Jam*_*ngo 7 python sqlite sqlalchemy

使用Python和Sqlalchemy将相同的值作为布尔或整数存储在sqlite数据库中会产生以下结果.

Value stored as Boolean:
SqlAlchemy ORM: Total time for 40000 records 62.5009999275 secs
SqlAlchemy Core: Total time for 40000 records 56.0600001812 secs
Value stored as Integer:
SqlAlchemy ORM: Total time for 40000 records 5.72099995613 secs
SqlAlchemy Core: Total time for 40000 records 0.770999908447 secs
Run Code Online (Sandbox Code Playgroud)

使用布尔类型时为什么会出现这样的性能问题?

我知道SQLite没有布尔类型的概念,而是将它们存储为整数1(True)或0(False).我原以为SqlAlchemy会把python bool映射到Sqlite整数.

用于产生上述(改性从输出脚本这个问题):

import time
import sqlite3

from sqlalchemy.ext.declarative import declarative_base
from sqlalchemy import Column, Integer, String,  create_engine, Boolean
from sqlalchemy.orm import scoped_session, sessionmaker

Base = declarative_base()
DBSession = scoped_session(sessionmaker())

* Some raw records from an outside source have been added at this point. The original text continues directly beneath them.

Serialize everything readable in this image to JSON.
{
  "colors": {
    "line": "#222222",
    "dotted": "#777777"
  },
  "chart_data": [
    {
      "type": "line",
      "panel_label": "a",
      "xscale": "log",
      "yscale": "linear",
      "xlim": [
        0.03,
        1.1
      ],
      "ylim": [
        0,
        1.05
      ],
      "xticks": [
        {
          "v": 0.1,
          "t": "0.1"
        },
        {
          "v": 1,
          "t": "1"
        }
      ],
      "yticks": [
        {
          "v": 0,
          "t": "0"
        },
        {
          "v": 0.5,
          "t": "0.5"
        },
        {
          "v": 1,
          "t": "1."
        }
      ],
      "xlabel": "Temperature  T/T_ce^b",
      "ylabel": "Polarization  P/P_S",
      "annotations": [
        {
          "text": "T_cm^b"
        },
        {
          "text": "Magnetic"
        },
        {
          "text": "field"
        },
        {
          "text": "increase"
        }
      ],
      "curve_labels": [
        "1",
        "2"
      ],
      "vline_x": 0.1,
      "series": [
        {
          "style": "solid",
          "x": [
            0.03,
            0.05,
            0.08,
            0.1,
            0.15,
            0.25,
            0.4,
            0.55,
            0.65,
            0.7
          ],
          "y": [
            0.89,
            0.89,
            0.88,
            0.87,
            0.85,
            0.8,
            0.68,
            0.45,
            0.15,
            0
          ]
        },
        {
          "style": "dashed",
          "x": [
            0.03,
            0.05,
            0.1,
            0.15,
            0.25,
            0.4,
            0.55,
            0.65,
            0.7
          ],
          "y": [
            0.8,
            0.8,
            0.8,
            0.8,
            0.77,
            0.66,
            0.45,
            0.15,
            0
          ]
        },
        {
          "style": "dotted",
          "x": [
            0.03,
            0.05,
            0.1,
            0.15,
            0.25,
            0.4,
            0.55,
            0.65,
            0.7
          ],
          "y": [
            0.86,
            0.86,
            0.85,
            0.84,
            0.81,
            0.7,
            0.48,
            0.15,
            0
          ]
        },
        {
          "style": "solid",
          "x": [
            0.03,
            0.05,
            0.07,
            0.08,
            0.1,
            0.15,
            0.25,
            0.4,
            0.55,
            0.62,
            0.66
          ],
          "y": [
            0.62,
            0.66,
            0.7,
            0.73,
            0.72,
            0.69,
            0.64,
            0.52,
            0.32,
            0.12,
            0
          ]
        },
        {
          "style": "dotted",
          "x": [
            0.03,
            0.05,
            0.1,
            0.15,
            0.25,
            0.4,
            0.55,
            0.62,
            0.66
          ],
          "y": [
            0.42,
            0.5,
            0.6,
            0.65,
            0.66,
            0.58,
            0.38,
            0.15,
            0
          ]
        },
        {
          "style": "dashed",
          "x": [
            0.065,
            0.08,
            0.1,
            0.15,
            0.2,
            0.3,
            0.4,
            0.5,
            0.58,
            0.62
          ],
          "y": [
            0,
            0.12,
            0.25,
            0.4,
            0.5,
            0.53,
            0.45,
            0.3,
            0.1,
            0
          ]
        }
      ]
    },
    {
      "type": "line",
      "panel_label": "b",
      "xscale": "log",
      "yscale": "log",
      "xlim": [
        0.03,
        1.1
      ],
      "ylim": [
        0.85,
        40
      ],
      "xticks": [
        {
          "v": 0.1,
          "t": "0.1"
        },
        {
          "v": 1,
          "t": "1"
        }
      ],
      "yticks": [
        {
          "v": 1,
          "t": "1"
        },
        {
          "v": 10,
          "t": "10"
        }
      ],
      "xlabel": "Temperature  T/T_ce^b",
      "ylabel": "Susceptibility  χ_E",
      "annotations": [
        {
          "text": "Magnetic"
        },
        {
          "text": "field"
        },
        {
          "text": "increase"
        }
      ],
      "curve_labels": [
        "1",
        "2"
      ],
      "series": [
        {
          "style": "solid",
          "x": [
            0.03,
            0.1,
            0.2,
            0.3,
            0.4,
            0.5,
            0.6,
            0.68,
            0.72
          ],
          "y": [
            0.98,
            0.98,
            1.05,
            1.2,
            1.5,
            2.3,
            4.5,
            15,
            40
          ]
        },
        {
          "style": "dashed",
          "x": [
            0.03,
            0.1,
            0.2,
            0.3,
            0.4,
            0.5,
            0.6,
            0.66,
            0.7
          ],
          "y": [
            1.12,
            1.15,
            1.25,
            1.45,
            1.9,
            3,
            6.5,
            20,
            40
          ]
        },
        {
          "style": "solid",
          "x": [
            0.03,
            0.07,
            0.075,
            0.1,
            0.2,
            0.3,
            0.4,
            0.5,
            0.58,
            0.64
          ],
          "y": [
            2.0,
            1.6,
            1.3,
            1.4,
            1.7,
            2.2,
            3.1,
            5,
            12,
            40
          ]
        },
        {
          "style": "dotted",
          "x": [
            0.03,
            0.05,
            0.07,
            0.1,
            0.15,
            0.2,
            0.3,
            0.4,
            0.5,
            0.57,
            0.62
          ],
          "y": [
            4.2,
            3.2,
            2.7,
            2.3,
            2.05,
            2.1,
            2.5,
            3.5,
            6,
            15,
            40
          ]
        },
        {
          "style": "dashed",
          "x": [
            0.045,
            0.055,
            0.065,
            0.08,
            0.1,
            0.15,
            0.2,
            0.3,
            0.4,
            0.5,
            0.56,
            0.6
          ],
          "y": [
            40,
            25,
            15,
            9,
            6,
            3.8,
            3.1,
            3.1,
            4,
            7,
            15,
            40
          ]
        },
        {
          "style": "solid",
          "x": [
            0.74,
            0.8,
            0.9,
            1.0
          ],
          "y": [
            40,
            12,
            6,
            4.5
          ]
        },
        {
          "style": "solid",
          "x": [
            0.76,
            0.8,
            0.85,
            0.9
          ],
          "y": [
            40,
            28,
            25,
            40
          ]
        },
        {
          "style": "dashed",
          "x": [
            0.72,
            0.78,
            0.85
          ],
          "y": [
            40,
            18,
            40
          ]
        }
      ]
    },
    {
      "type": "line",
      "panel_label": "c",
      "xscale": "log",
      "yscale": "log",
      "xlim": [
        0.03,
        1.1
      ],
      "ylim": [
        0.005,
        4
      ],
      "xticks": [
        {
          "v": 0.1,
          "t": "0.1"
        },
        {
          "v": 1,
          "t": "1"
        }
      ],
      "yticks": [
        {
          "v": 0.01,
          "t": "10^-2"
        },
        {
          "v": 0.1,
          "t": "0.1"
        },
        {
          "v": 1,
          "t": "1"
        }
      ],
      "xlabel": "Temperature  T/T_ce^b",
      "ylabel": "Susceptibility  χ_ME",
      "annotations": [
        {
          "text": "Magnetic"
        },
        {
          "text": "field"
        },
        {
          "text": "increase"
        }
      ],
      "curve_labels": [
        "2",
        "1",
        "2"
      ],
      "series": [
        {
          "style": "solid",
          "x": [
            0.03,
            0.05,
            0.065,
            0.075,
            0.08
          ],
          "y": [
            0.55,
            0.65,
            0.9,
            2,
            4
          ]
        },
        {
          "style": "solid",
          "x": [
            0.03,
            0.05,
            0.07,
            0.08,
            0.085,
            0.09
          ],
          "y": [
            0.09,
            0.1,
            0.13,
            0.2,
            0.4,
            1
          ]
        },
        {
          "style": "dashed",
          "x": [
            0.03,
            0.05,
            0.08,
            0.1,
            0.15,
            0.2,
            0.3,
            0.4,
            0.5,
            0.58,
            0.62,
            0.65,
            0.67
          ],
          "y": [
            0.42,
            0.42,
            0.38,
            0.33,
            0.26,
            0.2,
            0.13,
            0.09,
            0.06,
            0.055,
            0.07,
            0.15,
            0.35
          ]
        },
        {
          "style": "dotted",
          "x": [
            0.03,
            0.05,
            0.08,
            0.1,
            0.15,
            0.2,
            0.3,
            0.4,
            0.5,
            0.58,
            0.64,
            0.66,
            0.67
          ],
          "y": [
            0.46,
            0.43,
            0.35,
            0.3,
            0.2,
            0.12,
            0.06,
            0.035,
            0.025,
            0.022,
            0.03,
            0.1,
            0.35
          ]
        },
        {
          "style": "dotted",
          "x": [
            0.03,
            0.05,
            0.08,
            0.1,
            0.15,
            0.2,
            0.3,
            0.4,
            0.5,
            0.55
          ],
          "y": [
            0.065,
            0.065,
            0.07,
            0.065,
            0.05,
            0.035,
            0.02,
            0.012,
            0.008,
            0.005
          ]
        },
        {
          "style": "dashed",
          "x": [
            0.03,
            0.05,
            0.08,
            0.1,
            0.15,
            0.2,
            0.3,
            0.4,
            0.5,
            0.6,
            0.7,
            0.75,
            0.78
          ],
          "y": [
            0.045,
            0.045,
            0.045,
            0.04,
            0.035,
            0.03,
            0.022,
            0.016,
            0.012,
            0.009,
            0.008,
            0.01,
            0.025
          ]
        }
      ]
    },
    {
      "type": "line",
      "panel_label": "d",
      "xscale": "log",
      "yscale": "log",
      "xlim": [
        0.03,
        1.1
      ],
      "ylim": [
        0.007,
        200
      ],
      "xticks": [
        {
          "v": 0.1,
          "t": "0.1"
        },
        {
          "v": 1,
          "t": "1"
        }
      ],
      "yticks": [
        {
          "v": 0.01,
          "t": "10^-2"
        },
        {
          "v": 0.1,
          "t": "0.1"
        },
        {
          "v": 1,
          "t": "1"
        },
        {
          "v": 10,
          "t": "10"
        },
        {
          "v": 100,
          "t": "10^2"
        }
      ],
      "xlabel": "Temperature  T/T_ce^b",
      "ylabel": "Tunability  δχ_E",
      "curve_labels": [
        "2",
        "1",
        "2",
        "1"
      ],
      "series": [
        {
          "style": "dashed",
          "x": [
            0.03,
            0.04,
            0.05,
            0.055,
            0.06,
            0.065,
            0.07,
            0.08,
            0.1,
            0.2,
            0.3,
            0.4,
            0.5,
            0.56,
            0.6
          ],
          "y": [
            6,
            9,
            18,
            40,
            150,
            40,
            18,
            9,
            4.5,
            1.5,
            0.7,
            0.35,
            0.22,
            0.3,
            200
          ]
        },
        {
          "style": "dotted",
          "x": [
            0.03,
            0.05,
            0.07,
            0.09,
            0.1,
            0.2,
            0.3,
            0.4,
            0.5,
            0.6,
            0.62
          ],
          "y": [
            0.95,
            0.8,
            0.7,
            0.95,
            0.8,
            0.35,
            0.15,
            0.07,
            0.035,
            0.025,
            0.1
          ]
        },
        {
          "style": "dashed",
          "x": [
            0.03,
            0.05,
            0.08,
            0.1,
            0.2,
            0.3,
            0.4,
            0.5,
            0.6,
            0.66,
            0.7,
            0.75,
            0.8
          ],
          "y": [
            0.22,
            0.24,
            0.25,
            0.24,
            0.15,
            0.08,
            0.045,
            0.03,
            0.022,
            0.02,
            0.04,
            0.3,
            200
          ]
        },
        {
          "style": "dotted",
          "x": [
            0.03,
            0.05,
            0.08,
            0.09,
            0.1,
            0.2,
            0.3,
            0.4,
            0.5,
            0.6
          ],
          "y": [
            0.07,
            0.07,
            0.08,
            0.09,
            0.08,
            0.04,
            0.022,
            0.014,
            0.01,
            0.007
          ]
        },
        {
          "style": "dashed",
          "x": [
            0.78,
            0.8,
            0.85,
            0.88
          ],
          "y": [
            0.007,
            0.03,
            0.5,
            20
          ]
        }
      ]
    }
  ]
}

class CustomerInteger(Base):
    __tablename__ = "customerInteger"
    id = Column(Integer, primary_key=True)
    name = Column(String(255))
    value = Column(Integer)

class CustomerBoolean(Base):
    __tablename__ = "customerBoolean"
    id = Column(Integer, primary_key=True)
    name = Column(String(255))
    value = Column(Boolean)

def init_sqlalchemy(dbname = 'sqlite:///sqlalchemy.db'):
    global engine
    engine = create_engine(dbname, echo=False)
    DBSession.remove()
    DBSession.configure(bind=engine, autoflush=False, expire_on_commit=False)
    Base.metadata.drop_all(engine)
    Base.metadata.create_all(engine)

def test_sqlalchemy_orm(n, table):
    init_sqlalchemy()
    t0 = time.time()
    for i in range(n):
        customer = table()
        customer.name = 'NAME ' + str(i)
        customer.value = True
        DBSession.add(customer)
        if i % 1000 == 0:
            DBSession.flush()
    DBSession.commit()
    print "SqlAlchemy ORM: Total time for " + str(n) + " records " + str(time.time() - t0) + " secs"


def test_sqlalchemy_core(n, table):
    init_sqlalchemy()
    t0 = time.time()
    engine.execute(
        table.__table__.insert(),
        [{"name":'NAME ' + str(i), "value":True } for i in range(n)]
    )
    print "SqlAlchemy Core: Total time for " + str(n) + " records " + str(time.time() - t0) + " secs"


if __name__ == '__main__':

    print "Value stored as Boolean:"
    test_sqlalchemy_orm(40000, CustomerBoolean)
    test_sqlalchemy_core(40000, CustomerBoolean)

    print "Value stored as Integer:"
    test_sqlalchemy_orm(40000, CustomerInteger)
    test_sqlalchemy_core(40000, CustomerInteger)
Run Code Online (Sandbox Code Playgroud)

vvl*_*rov 3

我对三种配置进行了测试。虽然 Boolean 和 Integer 的运行时间存在差异,但不是 10 倍。可能你想尝试切换到另一个 python 版本。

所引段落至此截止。